Depression

Depression refers to a condition of sadness or despair lasting weeks to months. There are many kinds of depression, including normal transient states of low mood derived from life events, or in response to many life stressors. It can be triggered by changes in sleep, light, food, medications, substances or changes in health. These all result in a change in brain chemistry. About 50% of people with depression have a co-existing medical problem that also needs to be treated. Depression is often accompanied by changes in sleep patterns, eating habits, fatigue, poor concentration, social withdrawal or irritability.

 

Standard medical treatments:

Antidepressants –

SSRIs (serotonin regulating antidepressants)

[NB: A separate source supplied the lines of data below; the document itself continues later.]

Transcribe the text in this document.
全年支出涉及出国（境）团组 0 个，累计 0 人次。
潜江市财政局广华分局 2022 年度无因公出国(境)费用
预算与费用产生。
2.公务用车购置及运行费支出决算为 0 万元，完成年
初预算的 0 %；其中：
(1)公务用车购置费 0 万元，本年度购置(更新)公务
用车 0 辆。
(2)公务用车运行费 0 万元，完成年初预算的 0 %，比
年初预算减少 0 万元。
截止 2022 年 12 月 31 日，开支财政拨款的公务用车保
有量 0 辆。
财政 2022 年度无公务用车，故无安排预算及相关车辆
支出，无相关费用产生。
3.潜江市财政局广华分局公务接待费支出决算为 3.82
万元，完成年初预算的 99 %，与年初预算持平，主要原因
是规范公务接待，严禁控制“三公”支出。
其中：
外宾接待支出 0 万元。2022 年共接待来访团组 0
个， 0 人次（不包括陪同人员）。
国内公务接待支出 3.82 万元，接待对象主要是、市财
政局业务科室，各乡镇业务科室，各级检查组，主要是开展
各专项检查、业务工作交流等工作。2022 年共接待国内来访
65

Bimodal agents – (i.e. Serzone) that act on both the neurotransmitters serotonin and     dopamine

Dopamine agonists – Wellbutrin

Tricyclic antidepressants

MAO inhibitors

Psychotherapy

Treatment of any underlying medical condition

Exercise

 

Supportive and alternative treatments:

Nutritional – avoid sugar and alcohol

5-HTP – 5-hydroxytryptophan, an amino acid derivative, pre-serotonin

L-Trytophan – an amino acid, pre-serotonin

L-Tyrosine, phenylalanine – amino acids, pre-dopamine

SAMe – S-adenosyl methionine, an amino acid derivative

Blue green algae

DHEA – steroid pro-hormone, supports adrenal function

Herbal –

St. Johnswort – increases serotonin

Ginseng – adrenal tonic

Homeopathy

Light therapy

Movement therapy – dance, yoga

Hormone balancing

Acupuncture

Meditation

Flower essences

 

Depression and Cannabis

Some recent studies have linked depression to chronic use of cannabis (several times/day for several years). This idea remains controversial. A 2005 Australian study reviewed thousands of such cannabis users and found normal rates of depression once other factors such as alcohol use, gender, illness, etc. were accounted for.  A study in the Journal of Neuroscience published in 2007 showed that cannabinoids elicit antidepressant effects and  activate serotonergic neurons  at low dose levels. There is currently a debate as to which “strain” of cannabis is most appropriate for the adjunctive treatment of depression. Strain selection is important, because strains that are too sedating may contribute to the lethargy of depression, and could accentuate dysfunctional symptoms. Since symptoms are so individualistic it is hard to determine what strain is right empirically. In general Sativa dominant strains are more uplifting.

Cannabis use has also been used as a method of harm reduction, to substitute for a more detrimental substance use. Rates of depression in substance abusers are three times higher than the normal population. While many substance abusers are self-medicating a depression, studies show that chronic substance abuse itself leads to brain changes and depression.